Concernant la revitalisation des centres villes les élus sont d'accord avec les dispositions prévues par l'Etat :

« L’AMF se félicite de la mise en œuvre de ce plan visant à la reconquête des centres villes et du rôle de la commune comme initiatrice, en lien avec l’EPCI, de l’Opération de revitalisation de territoire (ORT) et de la mobilisation de près de 5 milliards d’euros sur cinq ans pour mettre en couvre ce plan. Elle  en  approuve  l’approche  globale  au  travers  d’un  contrat  intégré  (habitat,  commerce,  création  d’emplois,  mobilité,  développement  des  usages  des  outils  numériques  etc.).  Elle  note  avec  satisfaction  que l’Etat entend mettre l’accent sur l’ingénierie dont sont parfois dépourvues ces villes, même à l’échelle de l’intercommunalité et de l’agglomération. Ainsi, elle approuve  le souhait du gouvernement de mettre à disposition des collectivités, dans le périmètre des ORT les services déconcentrés de l’État placés sous l’autorité des préfets et les agences publiques.Elle  se  félicite  également  que  le  plan  «  Action  cœur  de  ville  »  soit  consacré  comme  le  lieu  prioritaire d’intervention de la future Agence nationale de cohésion des territoires et que l’expertise technique  du  Cerema  soit  mobilisée  pour  contribuer  à  l’élaboration  de  projets urbains  et  paysagers de qualité.
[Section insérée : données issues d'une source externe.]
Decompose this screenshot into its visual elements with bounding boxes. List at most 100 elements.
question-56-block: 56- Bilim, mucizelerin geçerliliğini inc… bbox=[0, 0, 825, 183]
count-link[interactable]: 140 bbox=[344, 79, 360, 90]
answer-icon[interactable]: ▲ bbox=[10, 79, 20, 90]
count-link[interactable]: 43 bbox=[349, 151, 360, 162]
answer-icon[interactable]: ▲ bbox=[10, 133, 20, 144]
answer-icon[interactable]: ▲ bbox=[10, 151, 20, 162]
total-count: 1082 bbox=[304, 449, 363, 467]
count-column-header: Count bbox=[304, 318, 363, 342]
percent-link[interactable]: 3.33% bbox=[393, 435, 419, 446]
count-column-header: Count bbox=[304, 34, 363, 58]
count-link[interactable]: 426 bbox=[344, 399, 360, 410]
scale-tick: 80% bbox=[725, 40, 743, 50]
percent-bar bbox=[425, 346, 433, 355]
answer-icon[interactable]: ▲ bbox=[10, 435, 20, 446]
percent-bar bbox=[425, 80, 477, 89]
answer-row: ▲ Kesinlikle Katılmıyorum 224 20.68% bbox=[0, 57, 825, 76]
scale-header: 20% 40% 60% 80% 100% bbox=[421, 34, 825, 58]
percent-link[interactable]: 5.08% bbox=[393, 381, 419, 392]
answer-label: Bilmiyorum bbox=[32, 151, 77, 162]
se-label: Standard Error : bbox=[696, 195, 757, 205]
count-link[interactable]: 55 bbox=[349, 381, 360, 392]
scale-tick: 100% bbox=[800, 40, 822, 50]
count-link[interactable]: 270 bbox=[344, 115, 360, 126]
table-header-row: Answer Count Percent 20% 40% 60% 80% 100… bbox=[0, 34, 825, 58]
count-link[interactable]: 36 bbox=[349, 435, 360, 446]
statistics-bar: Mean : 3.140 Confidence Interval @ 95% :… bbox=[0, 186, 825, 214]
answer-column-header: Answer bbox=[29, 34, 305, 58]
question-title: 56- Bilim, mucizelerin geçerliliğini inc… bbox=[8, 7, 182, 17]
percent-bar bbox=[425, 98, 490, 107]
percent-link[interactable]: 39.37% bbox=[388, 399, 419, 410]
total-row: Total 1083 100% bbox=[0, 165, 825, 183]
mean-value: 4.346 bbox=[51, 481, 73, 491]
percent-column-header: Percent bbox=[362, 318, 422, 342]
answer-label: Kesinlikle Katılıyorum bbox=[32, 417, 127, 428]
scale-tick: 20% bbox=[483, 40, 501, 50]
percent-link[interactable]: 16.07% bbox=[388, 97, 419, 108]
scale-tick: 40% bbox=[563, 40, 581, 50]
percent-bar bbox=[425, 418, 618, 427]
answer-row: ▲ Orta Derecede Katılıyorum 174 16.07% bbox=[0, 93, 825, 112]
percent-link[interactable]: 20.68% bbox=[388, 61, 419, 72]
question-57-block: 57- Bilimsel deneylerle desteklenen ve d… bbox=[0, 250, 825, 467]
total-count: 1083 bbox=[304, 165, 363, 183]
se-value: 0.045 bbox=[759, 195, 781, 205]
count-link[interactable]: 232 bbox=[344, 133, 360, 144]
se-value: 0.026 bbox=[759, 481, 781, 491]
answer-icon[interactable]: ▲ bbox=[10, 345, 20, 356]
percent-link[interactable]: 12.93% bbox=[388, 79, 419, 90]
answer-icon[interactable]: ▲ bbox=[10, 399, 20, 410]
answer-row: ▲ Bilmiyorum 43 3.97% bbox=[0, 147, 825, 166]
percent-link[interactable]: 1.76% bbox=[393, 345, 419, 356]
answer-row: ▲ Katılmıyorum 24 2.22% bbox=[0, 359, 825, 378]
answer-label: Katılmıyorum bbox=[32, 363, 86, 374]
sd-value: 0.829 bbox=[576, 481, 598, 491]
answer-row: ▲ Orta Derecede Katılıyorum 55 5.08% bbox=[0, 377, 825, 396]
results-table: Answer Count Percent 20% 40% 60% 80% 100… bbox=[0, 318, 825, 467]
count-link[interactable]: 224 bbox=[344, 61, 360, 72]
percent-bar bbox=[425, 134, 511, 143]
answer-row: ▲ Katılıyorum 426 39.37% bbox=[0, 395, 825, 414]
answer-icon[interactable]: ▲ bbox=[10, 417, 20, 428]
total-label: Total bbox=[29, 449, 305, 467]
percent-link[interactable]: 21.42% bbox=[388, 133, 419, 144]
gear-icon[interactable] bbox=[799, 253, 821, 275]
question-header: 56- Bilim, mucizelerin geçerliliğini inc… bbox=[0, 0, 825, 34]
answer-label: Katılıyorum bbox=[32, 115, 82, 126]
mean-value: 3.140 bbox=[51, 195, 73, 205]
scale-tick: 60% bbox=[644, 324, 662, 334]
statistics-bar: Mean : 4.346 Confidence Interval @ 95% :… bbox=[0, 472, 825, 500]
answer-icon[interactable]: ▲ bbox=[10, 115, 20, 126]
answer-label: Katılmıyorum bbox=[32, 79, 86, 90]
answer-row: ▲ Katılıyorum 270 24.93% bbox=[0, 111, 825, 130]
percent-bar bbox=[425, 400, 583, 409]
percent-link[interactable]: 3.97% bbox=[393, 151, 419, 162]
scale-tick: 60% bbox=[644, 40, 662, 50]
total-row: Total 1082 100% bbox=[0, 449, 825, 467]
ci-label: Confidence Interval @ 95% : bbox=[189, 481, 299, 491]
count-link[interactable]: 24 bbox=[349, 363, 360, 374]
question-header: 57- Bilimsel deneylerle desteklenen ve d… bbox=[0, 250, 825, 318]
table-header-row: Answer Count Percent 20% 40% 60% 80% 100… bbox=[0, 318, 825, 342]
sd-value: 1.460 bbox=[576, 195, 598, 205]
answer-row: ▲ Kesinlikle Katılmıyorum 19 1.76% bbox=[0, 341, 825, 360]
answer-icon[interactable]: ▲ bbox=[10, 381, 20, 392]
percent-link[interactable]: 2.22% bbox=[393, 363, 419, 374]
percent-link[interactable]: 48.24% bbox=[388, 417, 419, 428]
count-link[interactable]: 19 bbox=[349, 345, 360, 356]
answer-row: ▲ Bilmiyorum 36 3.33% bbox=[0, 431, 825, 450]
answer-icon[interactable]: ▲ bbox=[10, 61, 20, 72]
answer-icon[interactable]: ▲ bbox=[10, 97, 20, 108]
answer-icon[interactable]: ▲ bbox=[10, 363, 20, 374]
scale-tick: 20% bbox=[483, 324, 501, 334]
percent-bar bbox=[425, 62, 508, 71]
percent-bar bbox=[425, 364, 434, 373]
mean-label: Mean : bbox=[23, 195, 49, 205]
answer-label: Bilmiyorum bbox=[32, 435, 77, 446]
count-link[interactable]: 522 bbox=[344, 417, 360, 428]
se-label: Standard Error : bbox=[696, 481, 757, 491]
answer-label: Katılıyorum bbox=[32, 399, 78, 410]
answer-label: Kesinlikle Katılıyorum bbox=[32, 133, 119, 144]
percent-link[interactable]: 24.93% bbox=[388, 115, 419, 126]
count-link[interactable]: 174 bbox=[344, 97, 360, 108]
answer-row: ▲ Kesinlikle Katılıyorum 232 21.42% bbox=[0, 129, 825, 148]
L’AMF se félicite enfin que ce plan ne soit plus soumis à un critère de seuil de population et donc apparemment plus limité à seulement 15 à 20 villes moyennes en 2018.
Elle appelle de ses vœux que les petites villes qui rencontrent exactement les mêmes difficultés et qui  assurent  parfois  dans  leur  territoire  le  même  rôle  de  pôle  urbains  attractif  que  des  villes  moyennes soit réellement éligibles à ce plan.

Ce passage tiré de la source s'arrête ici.